I do believe indus is honest in their dislike, hatred even of immigrants and Muslims to the point where there is motivation for them to be dishonest.
No one should be assaulted or subjected to threats of physical violence if those things happened to Indus and their wife that behavior is unacceptable. Also unacceptable is lying about or exaggerating minor interactions to stoke dislike of others. As described the infamous shopping cart incident appears to be the latter.
I believe this is your honest opinion. What I question is your need to have it. Isn’t it enough to know that to be a bigot one has to lie to oneself? You are expressing contempt for bigoted behavior which to me can’t be justified because feeling contempt for others just harms you and will do nothing to improve the other person. A bigot is already fucked. Any lies they tell is just minor additional frosting on the cake.
What fractures the cold dead heart of a bigot, in my opinion is love. I know exactly the rage you feel toward the damage bigotry does and my whole life experience is a desire to curse the world I live in. I feel all the hate bigots do. Their presence in the world offends me. They trigger me, they make me feel like they do, but can this be what is really healthy?
Should I not feel instead compassion for their sickness, that they hate what they should love? The only bigot in the world I can maybe fix is me.
The brother of my stepmother was a football lineman jock, a specimen of physical beauty and an an enlisted Navy sailor, hit on by many a gay man he’d proudly talk about beating up. And low and behold he had two daughters, one a feminist and gay rights supporter and my other cousin, a wonderful brilliant full of life loving lesbian dynamo. Imagine what that did to the conservative bigotry of his and my deeply Republican Mother.

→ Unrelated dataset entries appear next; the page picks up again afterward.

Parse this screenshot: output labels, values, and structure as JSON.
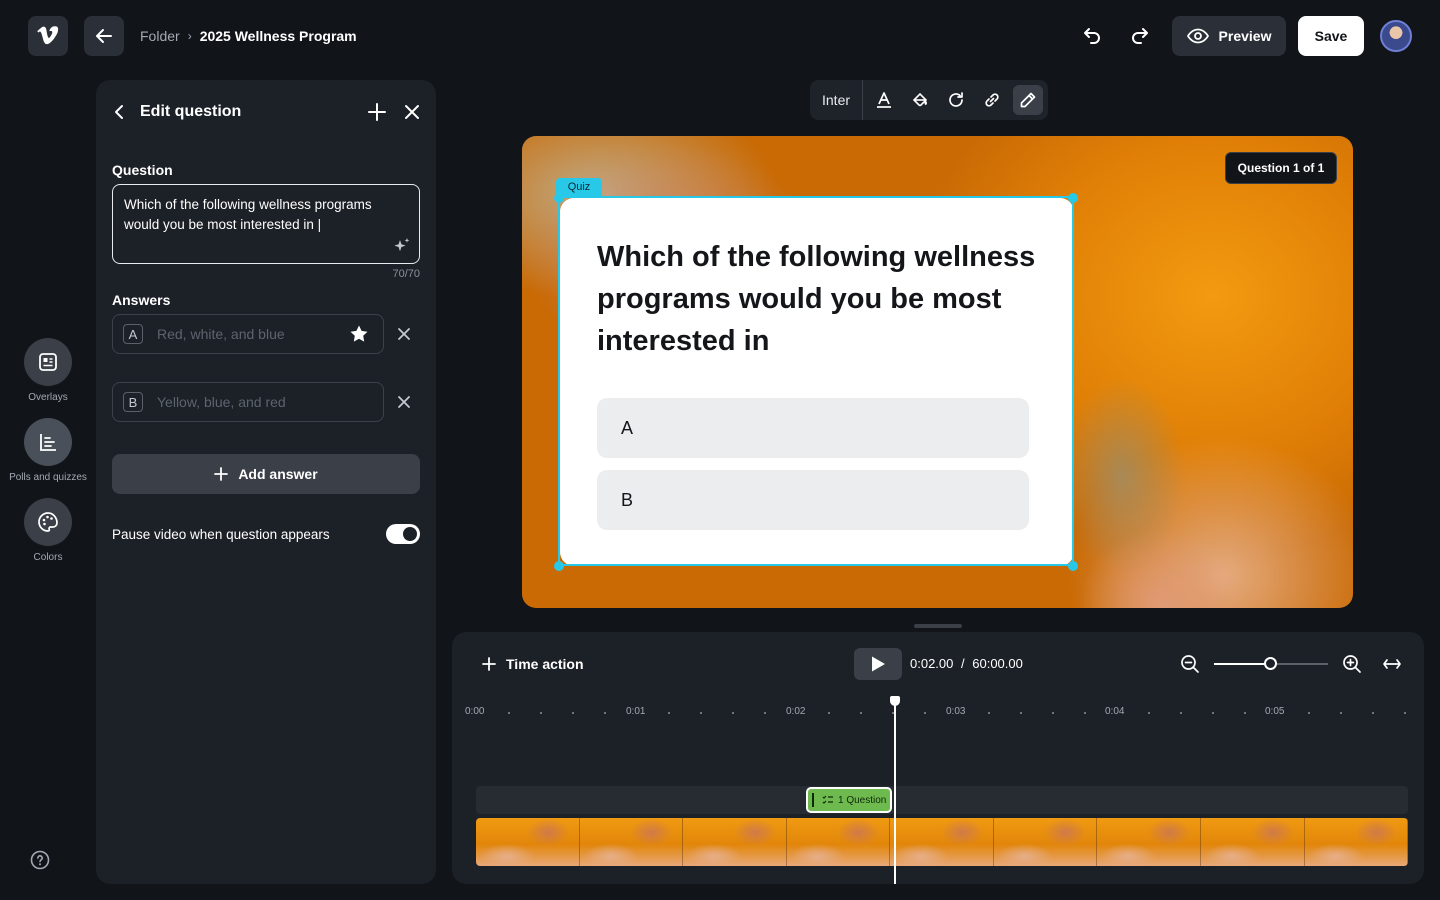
{
  "header": {
    "breadcrumb": [
      "Folder",
      "2025 Wellness Program"
    ],
    "breadcrumb_sep": "›",
    "preview_label": "Preview",
    "save_label": "Save"
  },
  "rail": {
    "items": [
      {
        "label": "Overlays",
        "icon": "overlays-icon"
      },
      {
        "label": "Polls and quizzes",
        "icon": "polls-icon",
        "active": true
      },
      {
        "label": "Colors",
        "icon": "palette-icon"
      }
    ]
  },
  "editor": {
    "title": "Edit question",
    "question_label": "Question",
    "question_value": "Which of the following wellness programs would you be most interested in |",
    "char_counter": "70/70",
    "answers_label": "Answers",
    "answers": [
      {
        "letter": "A",
        "placeholder": "Red, white, and blue",
        "correct": true
      },
      {
        "letter": "B",
        "placeholder": "Yellow, blue, and red",
        "correct": false
      }
    ],
    "add_answer_label": "Add answer",
    "pause_label": "Pause video when question appears",
    "pause_enabled": true
  },
  "toolbar": {
    "font": "Inter"
  },
  "canvas": {
    "question_badge": "Question 1 of 1",
    "quiz_tag": "Quiz",
    "question_text": "Which of the following wellness programs would you be most interested in",
    "options": [
      "A",
      "B"
    ]
  },
  "timeline": {
    "time_action_label": "Time action",
    "current_time": "0:02.00",
    "time_sep": "/",
    "total_time": "60:00.00",
    "zoom_level": 0.5,
    "ticks": [
      "0:00",
      "0:01",
      "0:02",
      "0:03",
      "0:04",
      "0:05"
    ],
    "clip_label": "1  Question"
  },
  "colors": {
    "accent_selection": "#28c9e8",
    "clip_green": "#6fba4e",
    "background": "#111418",
    "panel": "#1c2027"
  }
}
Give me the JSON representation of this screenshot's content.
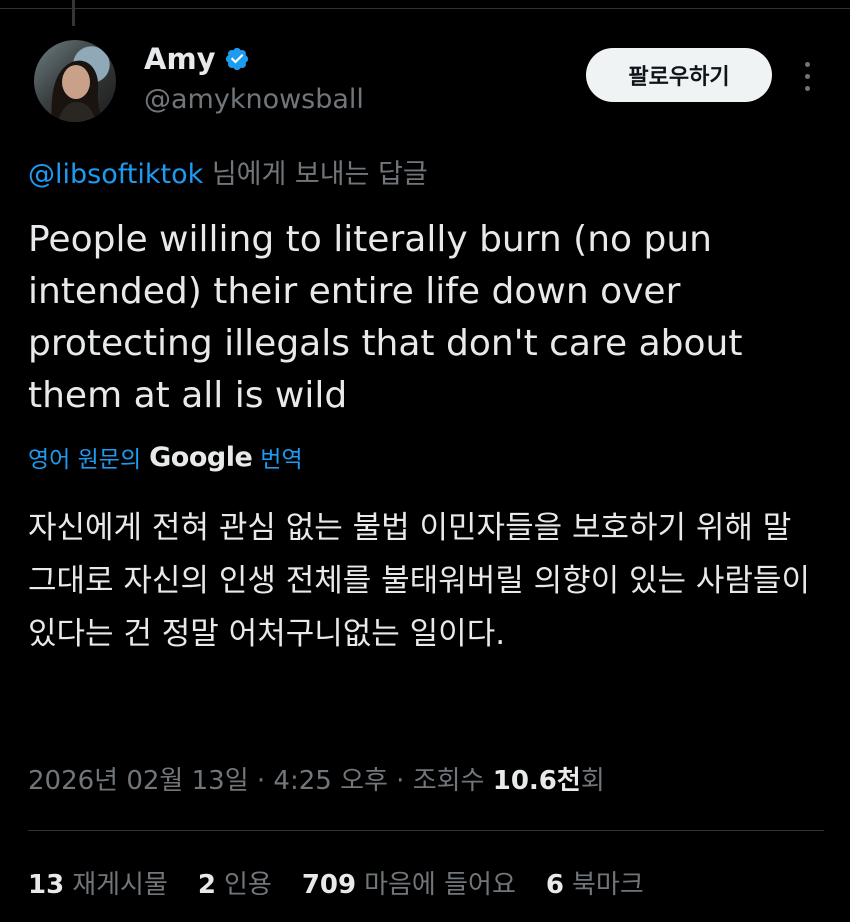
{
  "author": {
    "name": "Amy",
    "handle": "@amyknowsball"
  },
  "follow_button_label": "팔로우하기",
  "reply_context": {
    "mention": "@libsoftiktok",
    "suffix": " 님에게 보내는 답글"
  },
  "tweet": {
    "text": "People willing to literally burn (no pun intended) their entire life down over protecting illegals that don't care about them at all is wild"
  },
  "translation": {
    "prefix": "영어 원문의",
    "provider": "Google",
    "suffix": "번역",
    "text": "자신에게 전혀 관심 없는 불법 이민자들을 보호하기 위해 말 그대로 자신의 인생 전체를 불태워버릴 의향이 있는 사람들이 있다는 건 정말 어처구니없는 일이다."
  },
  "meta": {
    "timestamp": "2026년 02월 13일 · 4:25 오후 · 조회수 ",
    "views": "10.6천",
    "views_suffix": "회"
  },
  "stats": [
    {
      "count": "13",
      "label": "재게시물"
    },
    {
      "count": "2",
      "label": "인용"
    },
    {
      "count": "709",
      "label": "마음에 들어요"
    },
    {
      "count": "6",
      "label": "북마크"
    }
  ],
  "colors": {
    "background": "#000000",
    "accent": "#1d9bf0",
    "secondary_text": "#71767b",
    "primary_text": "#e7e9ea"
  }
}
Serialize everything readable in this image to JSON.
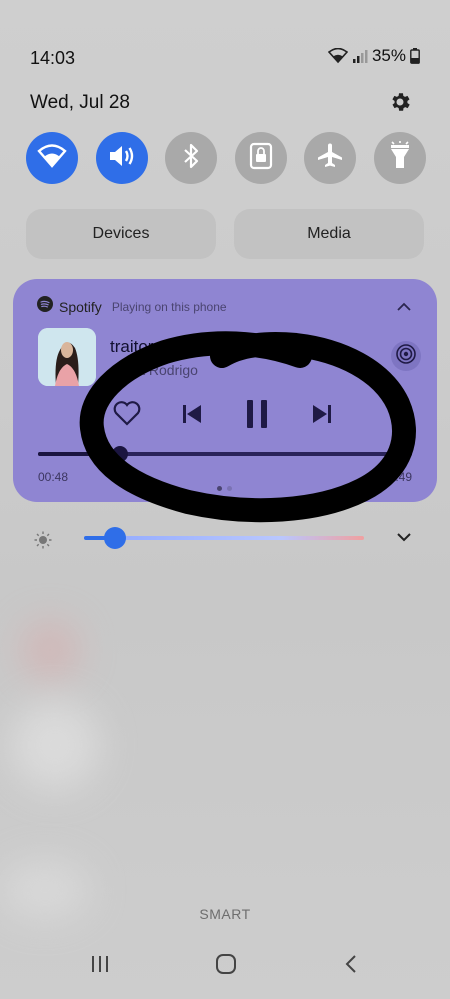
{
  "status_bar": {
    "time": "14:03",
    "battery_text": "35%"
  },
  "header": {
    "date": "Wed, Jul 28"
  },
  "quick_toggles": [
    {
      "name": "wifi",
      "icon": "wifi-icon",
      "state": "on"
    },
    {
      "name": "sound",
      "icon": "speaker-icon",
      "state": "on"
    },
    {
      "name": "bluetooth",
      "icon": "bluetooth-icon",
      "state": "off"
    },
    {
      "name": "rotation-lock",
      "icon": "lock-icon",
      "state": "off"
    },
    {
      "name": "airplane-mode",
      "icon": "airplane-icon",
      "state": "off"
    },
    {
      "name": "flashlight",
      "icon": "flashlight-icon",
      "state": "off"
    }
  ],
  "pills": {
    "devices": "Devices",
    "media": "Media"
  },
  "media_player": {
    "app": "Spotify",
    "subtitle": "Playing on this phone",
    "track": "traitor",
    "artist": "Olivia Rodrigo",
    "elapsed": "00:48",
    "duration": "3:49",
    "progress": 0.22
  },
  "brightness": {
    "level": 0.11
  },
  "carrier": "SMART",
  "colors": {
    "accent": "#2f6ee8",
    "media_card": "#8f85d2",
    "toggle_off": "#a9a9a9"
  }
}
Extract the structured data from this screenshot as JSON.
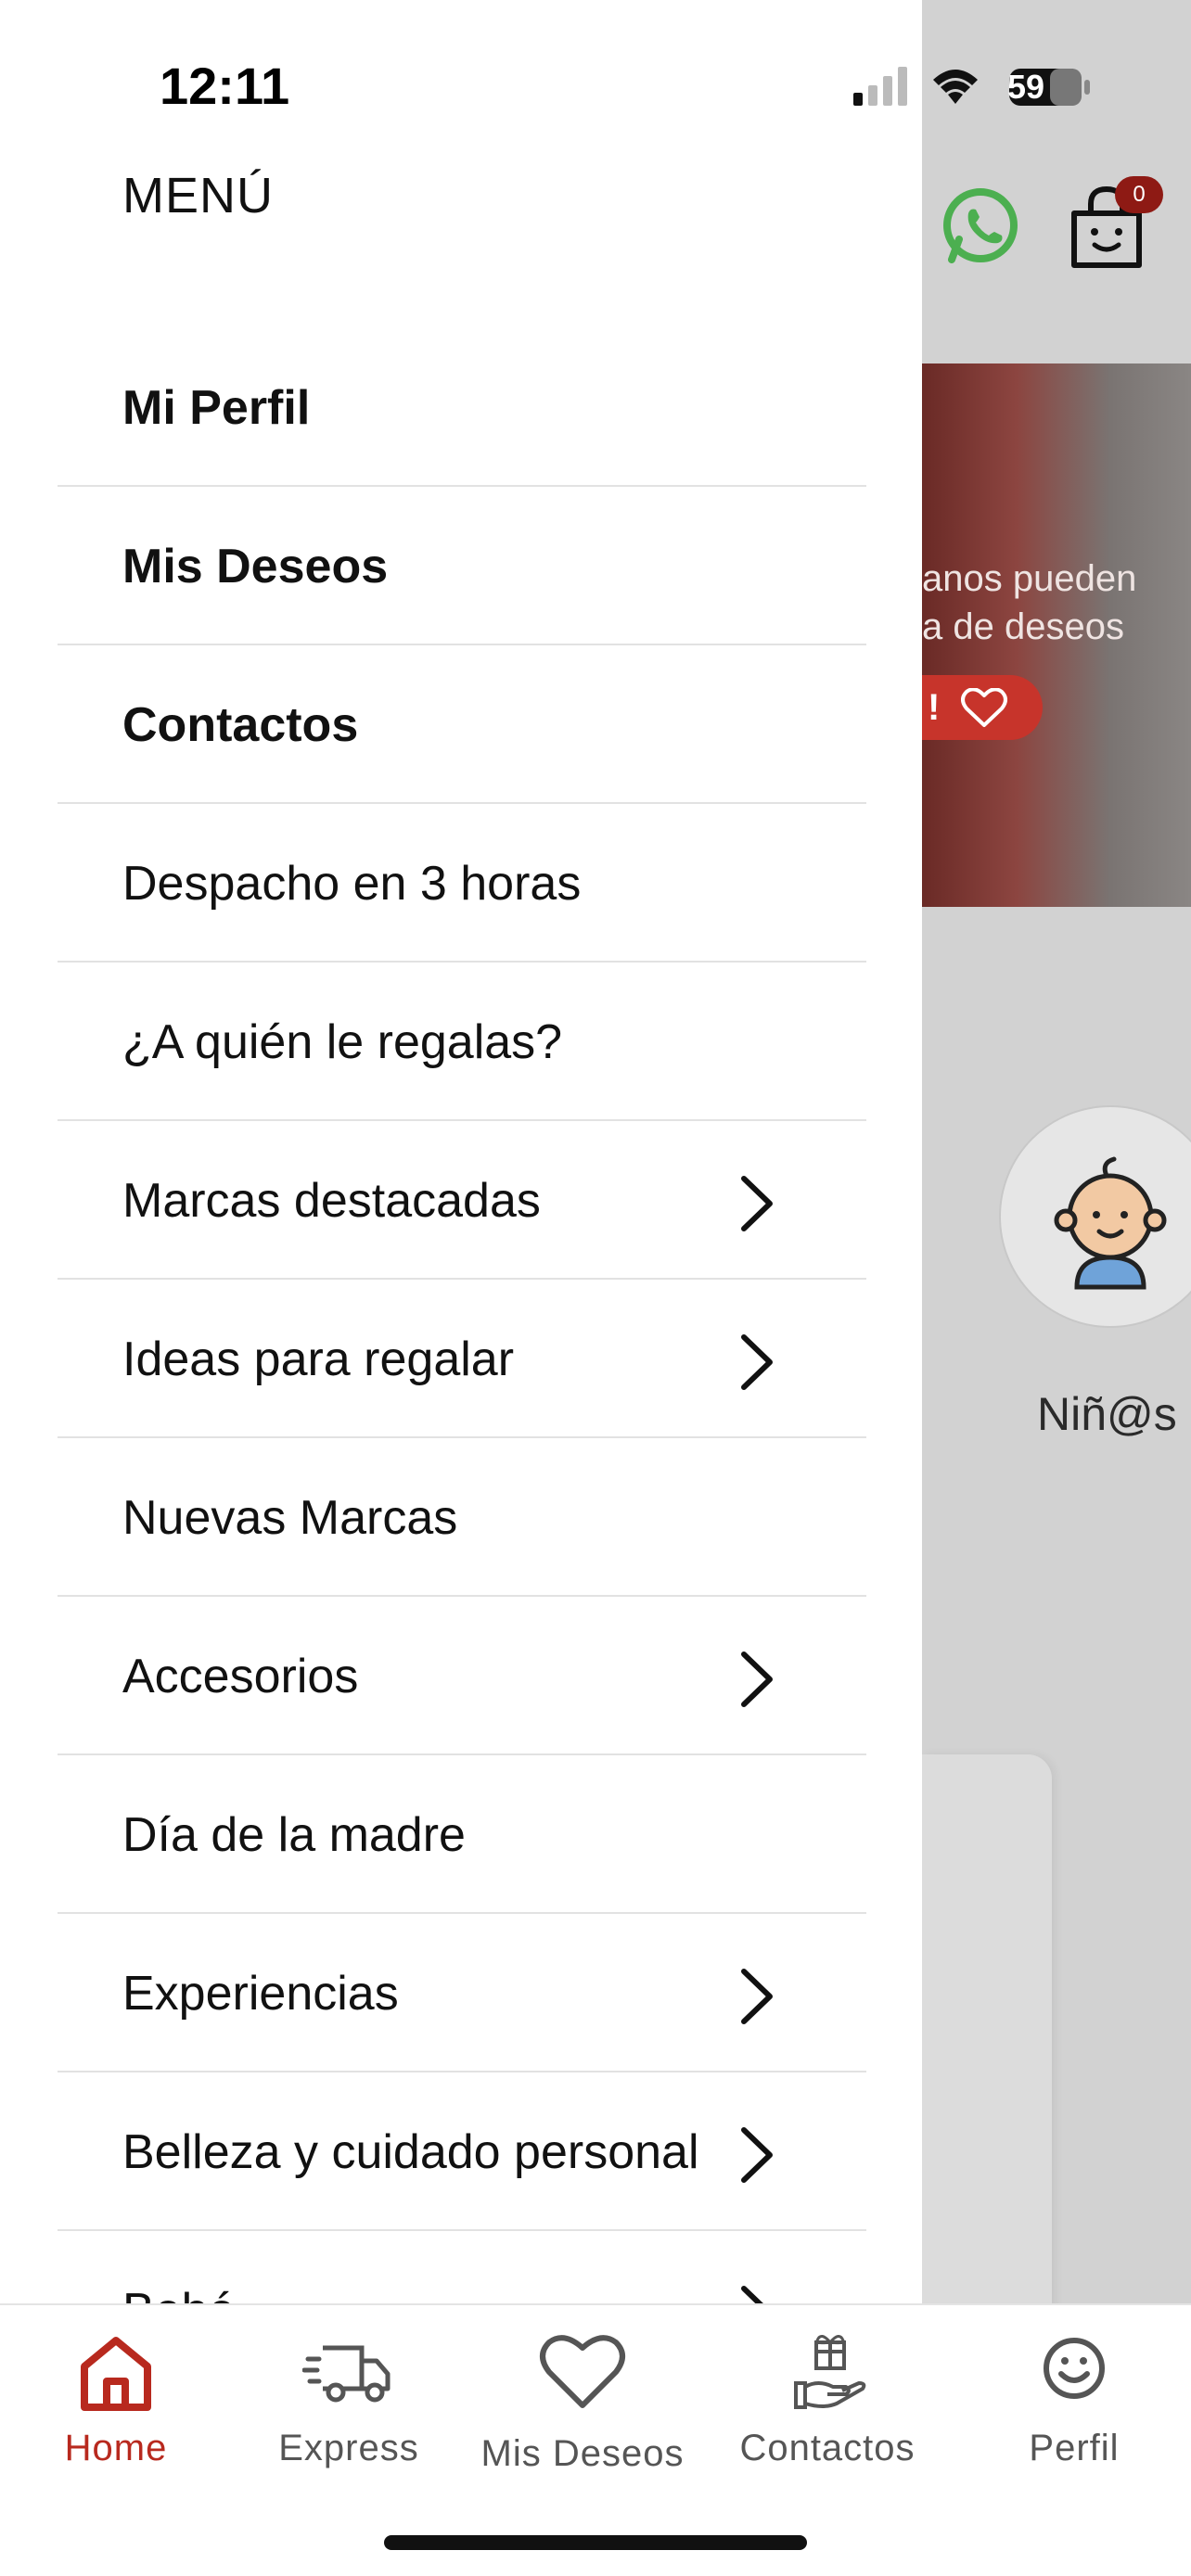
{
  "status_bar": {
    "time": "12:11",
    "battery": "59"
  },
  "menu": {
    "title": "MENÚ",
    "items": [
      {
        "label": "Mi Perfil",
        "bold": true,
        "has_submenu": false
      },
      {
        "label": "Mis Deseos",
        "bold": true,
        "has_submenu": false
      },
      {
        "label": "Contactos",
        "bold": true,
        "has_submenu": false
      },
      {
        "label": "Despacho en 3 horas",
        "bold": false,
        "has_submenu": false
      },
      {
        "label": "¿A quién le regalas?",
        "bold": false,
        "has_submenu": false
      },
      {
        "label": "Marcas destacadas",
        "bold": false,
        "has_submenu": true
      },
      {
        "label": "Ideas para regalar",
        "bold": false,
        "has_submenu": true
      },
      {
        "label": "Nuevas Marcas",
        "bold": false,
        "has_submenu": false
      },
      {
        "label": "Accesorios",
        "bold": false,
        "has_submenu": true
      },
      {
        "label": "Día de la madre",
        "bold": false,
        "has_submenu": false
      },
      {
        "label": "Experiencias",
        "bold": false,
        "has_submenu": true
      },
      {
        "label": "Belleza y cuidado personal",
        "bold": false,
        "has_submenu": true
      },
      {
        "label": "Bebé",
        "bold": false,
        "has_submenu": true
      }
    ]
  },
  "background": {
    "cart_count": "0",
    "banner_text_line1": "anos pueden",
    "banner_text_line2": "a de deseos",
    "banner_button": "!",
    "category_label": "Niñ@s"
  },
  "tabbar": {
    "tabs": [
      {
        "label": "Home",
        "icon": "home-icon",
        "active": true
      },
      {
        "label": "Express",
        "icon": "truck-icon",
        "active": false
      },
      {
        "label": "Mis Deseos",
        "icon": "heart-icon",
        "active": false
      },
      {
        "label": "Contactos",
        "icon": "gift-hand-icon",
        "active": false
      },
      {
        "label": "Perfil",
        "icon": "smiley-icon",
        "active": false
      }
    ]
  },
  "colors": {
    "accent": "#b8291e",
    "whatsapp": "#4caf50",
    "badge": "#8e1a14",
    "overlay": "#d2d2d2"
  }
}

I cannot accept this feeling that it is others who soil my world because I believe there others who have left hatred behind. I have been in the presence of such people and think what I see is real.
At the moment I am trying to discover what payback I think I get from anger. It’s likely some sort of chemical addiction but I feel there is a subjective experience I need to find. I know that it, the anger, is there when I forget to be awake. So when that happens I try to be here in the now.